NATO's top military commander says Russian forces are still operating in Ukraine and that a cease-fire is not working, but he expressed hope a new peace plan could bring progress.
U.S. General Philip Breedlove told reporters in Lithuania on September 20, "as to Russian forces on the ground, yes, they are still inside Ukraine," but he did not provide precise numbers.
His statement came as Foreign Ministry spokesman Aleksandr Lukashevich said in Moscow on September 20 that there were no Russian troops in
Breedlove, who was in Vilnius for a meeting of NATO military chiefs, said the September 5 agreement was a "cease-fire in name only."
He said violence levels, including the number of artillery rounds fired in the past few days, are as high as prior to the cease-fire.
However, Breedlove said he hoped the agreement announced on September 20 for the creation of a buffer zone between Ukrainian government troops and the pro-Russian militants will succeed in stabilizing the situation.
Meanwhile, violence was reported in eastern Ukraine on Septmeber 20, hours after the new deal was agreed in overnight talks in Minsk.
The Ukrainian military said one soldier was killed as troops came under rebel attacks in the Debaltseve area in the Donetsk region.
In Donetsk, the largest rebel-held city, strong explosions occurred on September 20 at a munitions factory.
A local official, Ivan Prikhodko, said the explosions were triggered by an artillery shell, but it was not clear which side fired it.
The nine-point deal reached overnight in Minsk by representatives of Ukraine, Russia, the rebels, and the Organization for Security and Cooperation in Europe (OSCE) aims to expand on progress made when the parties signed a cease-fire deal September 5.
Former Ukrainian President Leonid Kuchma, who led Ukraine's delegation at the Minsk talks, said new provisions agreed by the so-called Contact Group include a requirement for the government and pro-Russian separatists to move heavy-caliber weapons back 15 kilometers, creating a 30-kilometer-wide buffer zone.
The warring parties also agreed not to use artillery, tanks, and other heavy weapons near cities and towns, to suspend flights by combat aircraft or drones over the region, implement fresh exchanges of prisoners, and place OSCE monitors along the disengagement line.
The chairman of the Supreme Council of the self-proclaimed Luhansk People's Republic (LNR), Aleksei Karyakin, said between 300 to 500 OSCE monitors would be deployed along these disengagement lines and Kuchma said the OSCE monitors would also be stationed along the Russian-Ukrainian border.
Kuchma also said there was also an agreement to withdraw all foreign armed groups, military equipment, fighters and "mercenaries" from Ukrainian territory.
These agreements were due to come into effect within 24 hours.
The first deputy prime minister of the self-proclaimed Donetsk People's Republic (DNR), Andrei Purgin, said, "We hope for a complete cease-fire."
The self-proclaimed prime minister of the DNR, Aleksandr Zakharchenko, said the issue of independence for his separatist region and the Luhansk separatist region was not discussed at this latest round of talks.
Russian representative Mikhail Zurabov, who is also Russia's ambassador to Ukraine, noted since the signing of the September 5 cease-fire agreement hostilities in eastern Ukraine have decreased by what he claimed was some 70 percent.
Zurabov pointed to the exchange of more than 120 prisoners of war since the September 5 agreement as a sign of progress in de-escalation.
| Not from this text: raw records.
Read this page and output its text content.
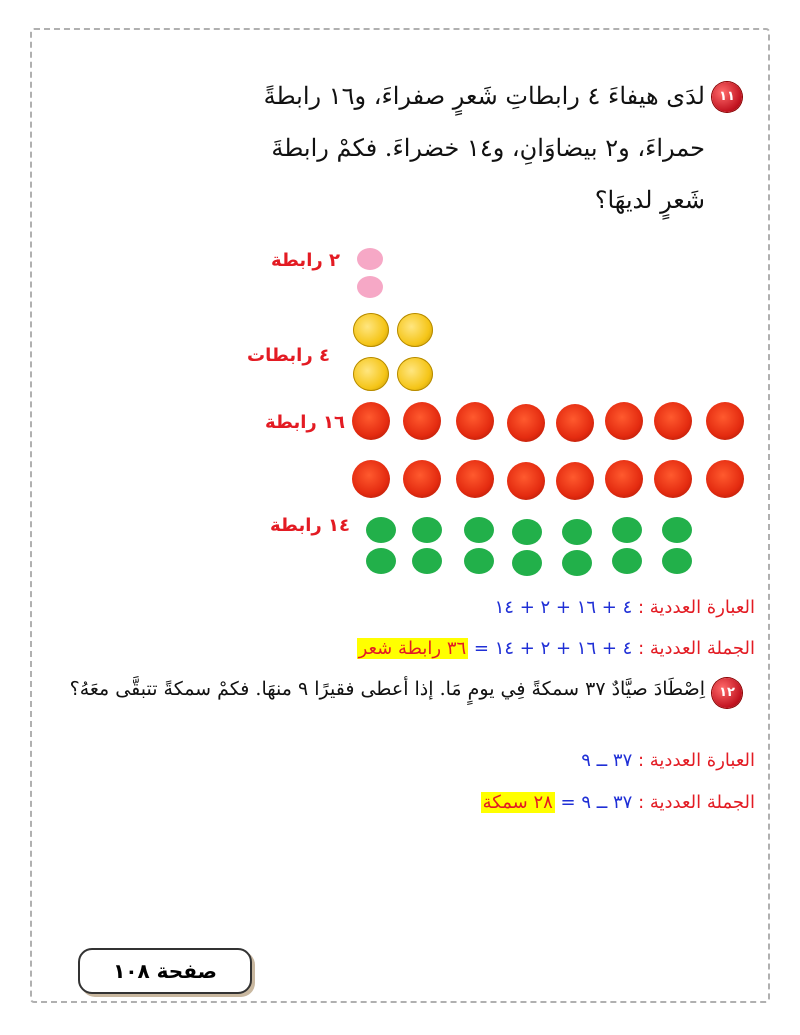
١١
لدَى هيفاءَ ٤ رابطاتِ شَعرٍ صفراءَ، و١٦ رابطةً
حمراءَ، و٢ بيضاوَانِ، و١٤ خضراءَ. فكمْ رابطةَ
شَعرٍ لديهَا؟
٢ رابطة
٤ رابطات
١٦ رابطة
١٤ رابطة
العبارة العددية : ٤ + ١٦ + ٢ + ١٤
الجملة العددية : ٤ + ١٦ + ٢ + ١٤ = ٣٦ رابطة شعر
١٢
اِصْطَادَ صيَّادٌ ٣٧ سمكةً فِي يومٍ مَا. إذا أعطى فقيرًا ٩ منهَا. فكمْ سمكةً تتبقَّى معَهُ؟
العبارة العددية : ٣٧ ــ ٩
الجملة العددية : ٣٧ ــ ٩ = ٢٨ سمكة
صفحة ١٠٨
Karyakin of the LNR said the next meeting of the Contact Group could be held in about one week.
Another Russian Convoy Enters Ukraine
Meanwhile, Russia's Emergency Situations Ministry said Moscow had delivered what it described as a third shipment of aid to the rebel-controlled eastern Ukrainian city of Donetsk.
Spokesman Aleksandr Drobyshevsky was quoted as saying on September 20 that the "convoy has arrived in Donetsk and is being unloaded."
ITAR-TASS and RIA Novosti reported the convoy of some 200 vehicles carrying 2,000 tons of food, generators, medicines, and bottled water reached Donetsk before returning across the border.
According to Russian media outlets, the Russian side "several times" invited Ukrainian authorities and the International Committee of the Red Cross to inspect the cargo at the border "but they declined without providing any reasons."
However, officials in Kyiv complained that they received no notification of the latest convoy.
The first Russian humanitarian convoy crossed into Ukraine in late August.
Ukrainian authorities said they had not granted the Russian side permission to enter Ukraine and called the convoy's advance across the border a "direct invasion."
The second convoy crossed into Ukraine on September 13.